Regarding his new role, Lopez said, “Strategically transforming companies and brands is what I love to do. And we do it by building teams, focusing on the guest experience, innovating, redefining the business model and finding growth. There are a lot of parallels between my prior position and the one at Extended Stay America, and I am thrilled to lead an organization with so much potential. Over the last four years Jim Donald set a firm foundation, with investments in people, training, buildings and systems.

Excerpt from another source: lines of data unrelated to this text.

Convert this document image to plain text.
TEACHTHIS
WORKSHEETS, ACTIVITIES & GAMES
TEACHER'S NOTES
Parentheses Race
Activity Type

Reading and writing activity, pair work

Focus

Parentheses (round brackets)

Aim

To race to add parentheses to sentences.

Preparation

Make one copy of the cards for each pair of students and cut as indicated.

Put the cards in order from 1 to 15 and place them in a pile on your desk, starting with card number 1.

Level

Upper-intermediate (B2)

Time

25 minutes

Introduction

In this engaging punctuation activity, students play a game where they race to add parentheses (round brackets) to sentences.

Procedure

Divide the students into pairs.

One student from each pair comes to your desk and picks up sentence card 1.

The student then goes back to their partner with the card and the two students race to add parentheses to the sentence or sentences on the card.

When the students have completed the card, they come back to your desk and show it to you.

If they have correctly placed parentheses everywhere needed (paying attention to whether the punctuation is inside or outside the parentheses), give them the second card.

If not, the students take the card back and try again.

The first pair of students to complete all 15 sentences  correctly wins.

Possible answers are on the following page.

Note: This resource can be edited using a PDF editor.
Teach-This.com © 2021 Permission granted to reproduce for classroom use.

We are well poised to build on that foundation, and I look forward to a bright future ahead."
KC's View:
Okay, I know these two companies are a little outside my usual bailiwick...but since I know both Jim Donald and Gerry Lopez, I wanted to take advantage of the moment.

I think it is instructive that Jim went to Extended Stay as an outsider to that industry, and was able to make the clear-eyed decisions about "investments in people, training, buildings and systems" that perhaps an insider might not be able to make. And now, he's being succeeded by someone who also is an outsider, albeit one with a lot of experience in a different kind of hospitality.

Gerry Lopez has brought a high level of innovative thinking to AMC in his time there. Think about it for a moment - he was running a movie theatre chain at a time when there is unprecedented competition for the entertainment dollar, and he did it by focusing on creating a better theatre experience. He can't really control the quality of the movies ... he can only control what he can control. And he was even willing to sign a deal recently that turned a sacred cow into hamburger, reducing the amount of time between when a movie premieres in theatres and when it is available for at-home viewing.

It seems to me that this is what smart, aggressive, and talented executives do. The change, even disrupt things. They leave things better than they found them. And I thought it worth noting here.